What’s that, wide receiver? You know, the position where our “star” in Santonio Holmes will most likely not be 100% by week 1 of the season. Our number two is not only also struggling with injuries, but catching the ball (that’s kind of important). That leaves us with Jeremy Kerley, a superb slot talent but not a guy you should expect to draw double coverages. Next you have Clyde Gates and Ben Obomanu, two guys who have had enough years in the NFL of showing you absolutely nothing. After these five, it’s a competition between undrafted free agents. It’s an understatement how disastrous this wide receiving corps can be depending on health. While I’d love to be optimistic and say Santonio will be back full strength right away, it’s most likely not happening. Can we guarantee Stephen Hill will develop into what we expect his sophomore year, a deep threat that has the physicality to take over a game? Not if he doesn’t start catching the ball and running routes like an NFL wide out.

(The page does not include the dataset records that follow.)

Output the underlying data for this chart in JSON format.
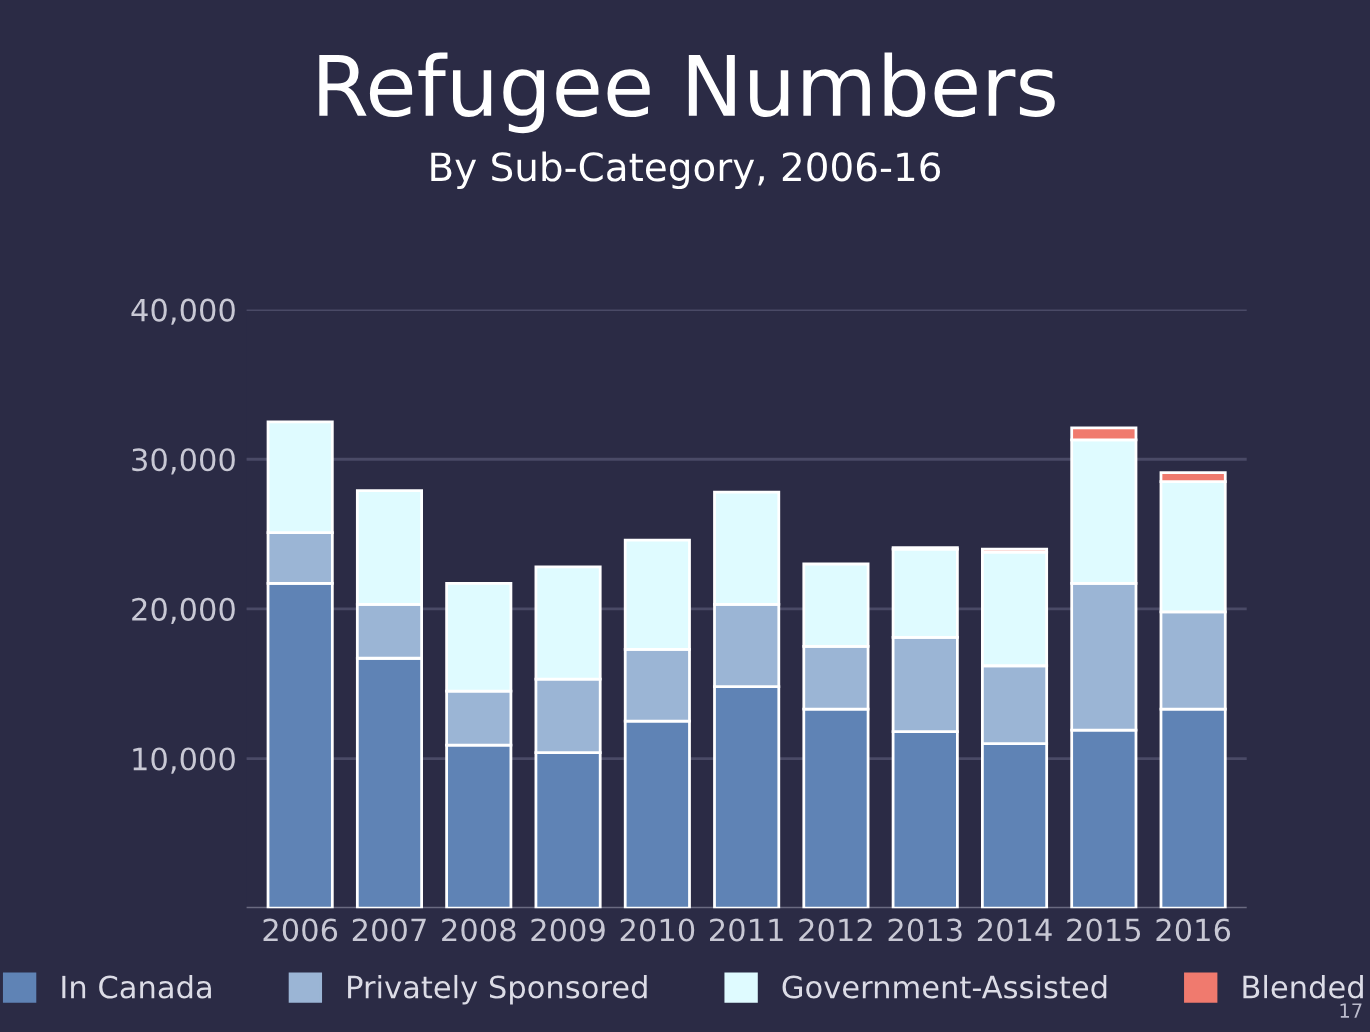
{
  "chart_data": {
    "type": "bar",
    "title": "Refugee Numbers",
    "subtitle": "By Sub-Category, 2006-16",
    "categories": [
      "2006",
      "2007",
      "2008",
      "2009",
      "2010",
      "2011",
      "2012",
      "2013",
      "2014",
      "2015",
      "2016"
    ],
    "stacked": true,
    "series": [
      {
        "name": "In Canada",
        "color": "#5f83b5",
        "values": [
          21700,
          16700,
          10900,
          10400,
          12500,
          14800,
          13300,
          11800,
          11000,
          11900,
          13300
        ]
      },
      {
        "name": "Privately Sponsored",
        "color": "#9bb5d5",
        "values": [
          3400,
          3600,
          3600,
          4900,
          4800,
          5500,
          4200,
          6300,
          5200,
          9800,
          6500
        ]
      },
      {
        "name": "Government-Assisted",
        "color": "#dffbff",
        "values": [
          7400,
          7600,
          7200,
          7500,
          7300,
          7500,
          5500,
          5900,
          7600,
          9600,
          8700
        ]
      },
      {
        "name": "Blended",
        "color": "#f07a6e",
        "values": [
          null,
          null,
          null,
          null,
          null,
          null,
          null,
          100,
          200,
          800,
          600
        ]
      }
    ],
    "ylim": [
      0,
      40000
    ],
    "yticks": [
      {
        "value": 10000,
        "label": "10,000"
      },
      {
        "value": 20000,
        "label": "20,000"
      },
      {
        "value": 30000,
        "label": "30,000"
      },
      {
        "value": 40000,
        "label": "40,000"
      }
    ],
    "grid": "y",
    "legend": "bottom",
    "annotations": [
      "17"
    ]
  }
}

Back to Joe McKnight, could we really expect him to play wide receiver in the NFL? While I don’t think he could ever be a full time wideout, his potential as a number four target while also returning kicks is more than enough to make this team. I remember two seasons ago when the Jets played the Giants on Christmas Eve was the first time I realized McKnight had wide out potential. He lined up on the outside, burned the corner on a vertical route by a mile, and Sanchez threw the ball 5 yards past him (shocking Mark, shocking). In four wide sets, McKnight could work the slot opposite Jeremy Kerley, running underneath routes and being a reliable security blanket for either Mark Sanchez or Geno Smith. Much of Geno’s success at West Virginia was through working underneath drag routes and screens to Tavon Austin, a speedy playmaker with reliable hands, much like Joe McKnight. While McKnight may not be as dynamic as a player like Austin, when have we really had an offensive coordinator attempt to make this work?

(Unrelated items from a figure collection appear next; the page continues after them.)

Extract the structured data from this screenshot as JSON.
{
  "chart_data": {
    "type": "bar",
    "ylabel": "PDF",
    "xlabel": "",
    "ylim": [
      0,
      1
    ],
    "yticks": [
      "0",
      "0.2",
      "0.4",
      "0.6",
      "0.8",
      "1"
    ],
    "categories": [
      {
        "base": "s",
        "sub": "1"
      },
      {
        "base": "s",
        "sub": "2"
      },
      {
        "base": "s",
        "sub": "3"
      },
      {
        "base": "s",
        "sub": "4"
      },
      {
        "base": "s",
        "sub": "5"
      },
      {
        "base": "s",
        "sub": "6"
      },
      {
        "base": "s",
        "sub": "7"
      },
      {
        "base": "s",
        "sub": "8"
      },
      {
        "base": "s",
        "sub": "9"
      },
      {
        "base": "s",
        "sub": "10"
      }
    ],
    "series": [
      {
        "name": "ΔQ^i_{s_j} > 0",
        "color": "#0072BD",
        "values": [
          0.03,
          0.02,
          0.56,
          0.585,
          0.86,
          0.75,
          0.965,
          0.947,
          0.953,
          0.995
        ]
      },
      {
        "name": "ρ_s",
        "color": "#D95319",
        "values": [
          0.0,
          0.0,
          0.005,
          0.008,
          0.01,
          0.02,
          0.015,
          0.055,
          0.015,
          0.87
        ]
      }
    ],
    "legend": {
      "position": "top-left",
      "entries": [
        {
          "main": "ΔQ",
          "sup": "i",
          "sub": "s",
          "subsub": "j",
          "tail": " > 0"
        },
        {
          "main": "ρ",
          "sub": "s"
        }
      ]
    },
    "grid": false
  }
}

Another case for McKnight making the transition to back up slot receiver is yet again the lack of depth the Jets have. The competition for that spot right now is solely between former seventh round pick Jordan White and UDFA’s Zach Rogers and Ryan Spadola. McKnight is certainly the fastest of this bunch, offers more on special teams than the previous three mentioned, and has a multidimensional skill set to be lined up anywhere on the field. Unlike many of the current wide receivers on the depth chart, Joe has shown consistent hands throughout his entire career. While this is all speculation and a shot in the dark, don’t be shocked to see McKnight lined up all over the field during preseason. Marty Mornhinweg is much more creative than Tony Sparano and will certainly leave no stone unturned throughout the preseason. In what seems to be the official make or break year for Joe McKnight, it may be time to shine at a new position (and no, not cornerback).